Der Grünen-Sozialexperte Andreas Audretsch sagte der dpa: „Die derzeitige Sanktionspraxis in Hartz IV ist ein Problem.“ Die Evaluation werde „sehr schnell“ in Auftrag gegeben. „Die bisherigen Sanktionen trafen leider oftmals die Falschen.“ Audretsch nannte etwa Menschen mit psychischen Problemen.
Zum Zankapfel könnte auch die Höhe der Leistungen werden. Grünen-Experte Audretsch sagte, das Bürgergeld müsse Teilhabe garantieren. „Für uns Grüne ist klar, dass das auch einen höheren Regelsatz bedeutet.

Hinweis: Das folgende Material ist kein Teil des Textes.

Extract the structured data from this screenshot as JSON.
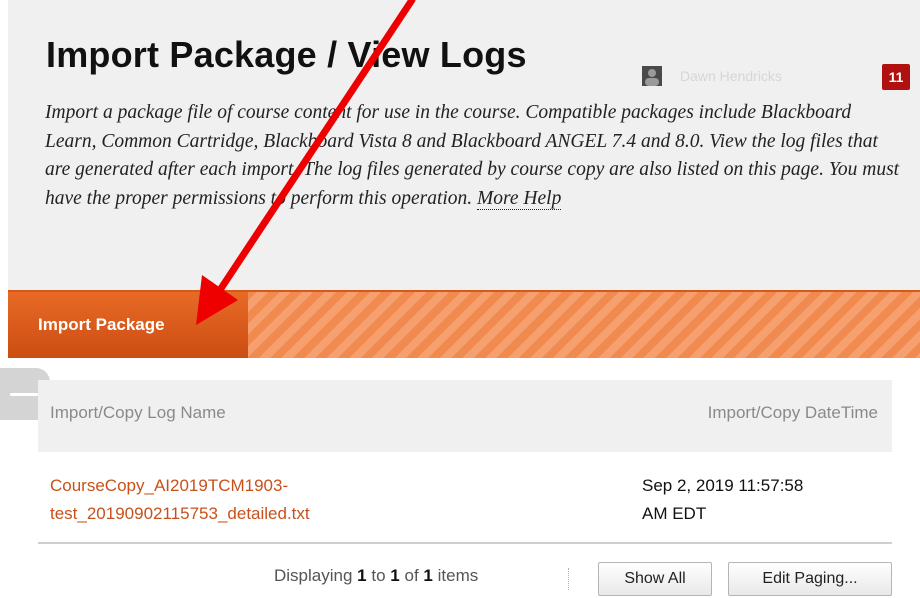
{
  "header": {
    "title": "Import Package / View Logs",
    "user_name": "Dawn Hendricks",
    "notification_count": "11",
    "description": "Import a package file of course content for use in the course. Compatible packages include Blackboard Learn, Common Cartridge, Blackboard Vista 8 and Blackboard ANGEL 7.4 and 8.0. View the log files that are generated after each import. The log files generated by course copy are also listed on this page. You must have the proper permissions to perform this operation.",
    "more_help": "More Help"
  },
  "action_bar": {
    "import_package_label": "Import Package"
  },
  "table": {
    "columns": [
      "Import/Copy Log Name",
      "Import/Copy DateTime"
    ],
    "rows": [
      {
        "name": "CourseCopy_AI2019TCM1903-test_20190902115753_detailed.txt",
        "name_line1": "CourseCopy_AI2019TCM1903-",
        "name_line2": "test_20190902115753_detailed.txt",
        "datetime_line1": "Sep 2, 2019 11:57:58",
        "datetime_line2": "AM EDT"
      }
    ]
  },
  "pager": {
    "prefix": "Displaying",
    "from": "1",
    "to_word": "to",
    "to": "1",
    "of_word": "of",
    "total": "1",
    "suffix": "items",
    "show_all_label": "Show All",
    "edit_paging_label": "Edit Paging..."
  },
  "colors": {
    "accent_orange": "#cc4d12",
    "link_orange": "#c8511b",
    "badge_red": "#b01010",
    "annotation_arrow": "#ee0000"
  },
  "annotation": {
    "type": "red-arrow",
    "points_to": "import-package-button"
  }
}
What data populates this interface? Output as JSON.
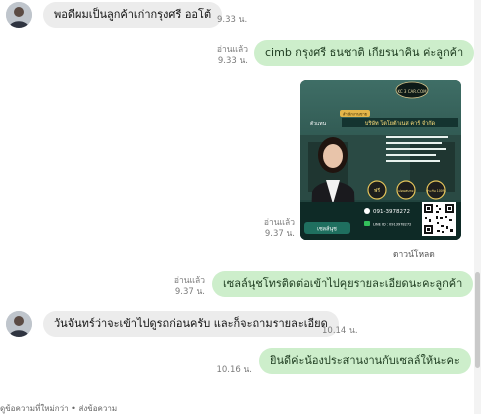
{
  "messages": [
    {
      "direction": "in",
      "text": "พอดีผมเป็นลูกค้าเก่ากรุงศรี ออโต้",
      "time": "9.33 น."
    },
    {
      "direction": "out",
      "text": "cimb กรุงศรี ธนชาติ เกียรนาคิน  ค่ะลูกค้า",
      "read": "อ่านแล้ว",
      "time": "9.33 น."
    },
    {
      "direction": "out",
      "type": "image",
      "read": "อ่านแล้ว",
      "time": "9.37 น.",
      "download": "ดาวน์โหลด"
    },
    {
      "direction": "out",
      "text": "เซลล์นุชโทรติดต่อเข้าไปคุยรายละเอียดนะคะลูกค้า",
      "read": "อ่านแล้ว",
      "time": "9.37 น."
    },
    {
      "direction": "in",
      "text": "วันจันทร์ว่าจะเข้าไปดูรถก่อนครับ และก็จะถามรายละเอียด",
      "time": "10.14 น."
    },
    {
      "direction": "out",
      "text": "ยินดีค่ะน้องประสานงานกับเซลล์ให้นะคะ",
      "time": "10.16 น."
    }
  ],
  "image_card": {
    "logo_text": "KC 3 CAR.COM",
    "headline": "บริษัท โตโยต้าเนส คาร์ จำกัด",
    "phone": "091-3978272",
    "name_tag": "เซลล์นุช",
    "line_id": "LINE ID : 0913978272",
    "badge_1": "ฟรี",
    "badge_2": "ผ่อนสบาย",
    "badge_3": "ประกัน 100%",
    "side_label": "ตัวแทน",
    "ribbon": "สำนักงานขาย"
  },
  "composer_hint": "ดูข้อความที่ใหม่กว่า • ส่งข้อความ"
}
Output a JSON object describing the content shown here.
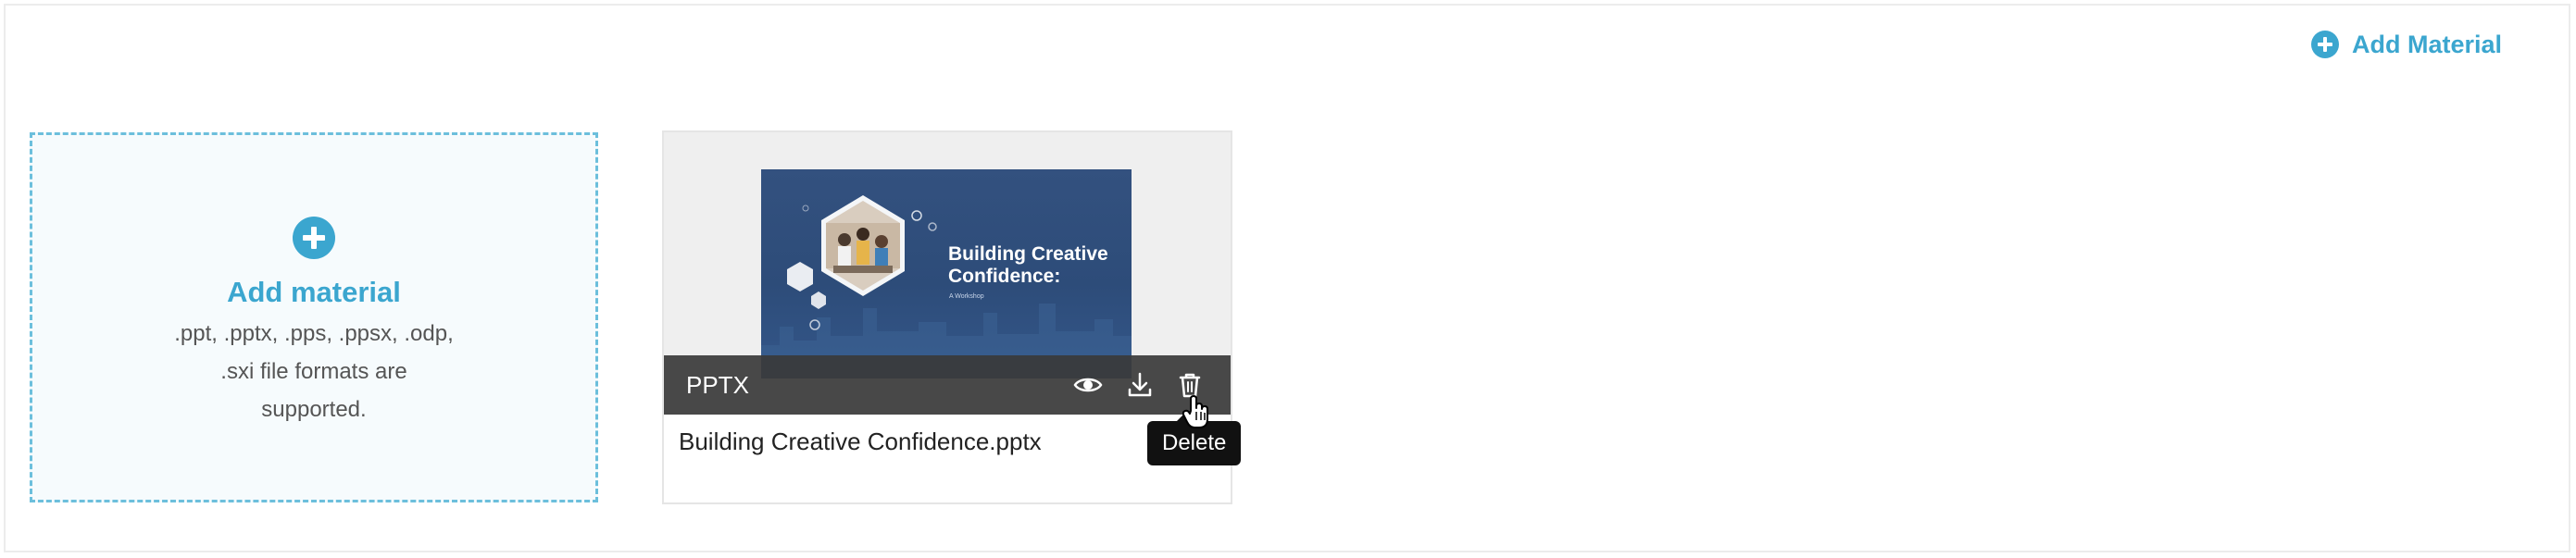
{
  "header": {
    "add_material_label": "Add Material",
    "icon": "plus-circle-icon"
  },
  "dropzone": {
    "title": "Add material",
    "description": ".ppt, .pptx, .pps, .ppsx, .odp, .sxi file formats are supported.",
    "icon": "plus-circle-icon"
  },
  "material": {
    "type_label": "PPTX",
    "file_name": "Building Creative Confidence.pptx",
    "thumbnail": {
      "title": "Building Creative Confidence:",
      "subtitle": "A Workshop"
    },
    "actions": [
      "view-icon",
      "download-icon",
      "delete-icon"
    ],
    "tooltip": "Delete"
  },
  "colors": {
    "accent": "#3ba6cf",
    "dropzone_border": "#6cbfdc",
    "toolbar": "#3a3a3a",
    "slide_bg": "#2d4c79"
  }
}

Die drei Euro Anhebung zu Anfang des Jahres sind zu wenig.“ Wenn nur unerwartet die Waschmaschine kaputt geht, gerieten die Menschen schon in Existenznot. Piel sagte, zur Ermittlung des Satzes nur die Ausgaben der Ärmsten heranzuziehen sei „eine unsägliche Kleinrechnerei“. Heil tue gut daran, „auch hier aufzuräumen“. Insgesamt sei es gut, „dass die Koalition endlich das Hartz-IV-Unwesen beenden will“.
Forderung nach 650 Euro Regelsatz
Linke-Chefin Susanne Hennig-Wellsow warf Heil Ankündigungen ohne Substanz vor: „Warum kann der Minister nicht einfach sagen: Der Regelsatz wird auf 650 Euro angehoben, soviel braucht ein Mensch, um wirklich am gesellschaftlichen Leben teilhaben zu können, das betonen Wissenschaft und Sozialverbände zu Recht sei langem?“
Heil, der zugleich stellvertretender SPD-Vorsitzender ist, erinnerte auch an den Vorlauf in seiner Partei. „Was die SPD mit dem neuen Sozialstaatskonzept 2019 beschlossen hat, wird in dieser großen Reform zum Bürgergeld Realität werden“, sagte er. Die SPD hatte damals unter der später zurückgetretenen Chefin Andrea Nahles ihren Abschied vom bisherigen Hartz-IV-System eingeläutet. Heil wies auch auf die nun ebenfalls geplante Kindergrundsicherung hin.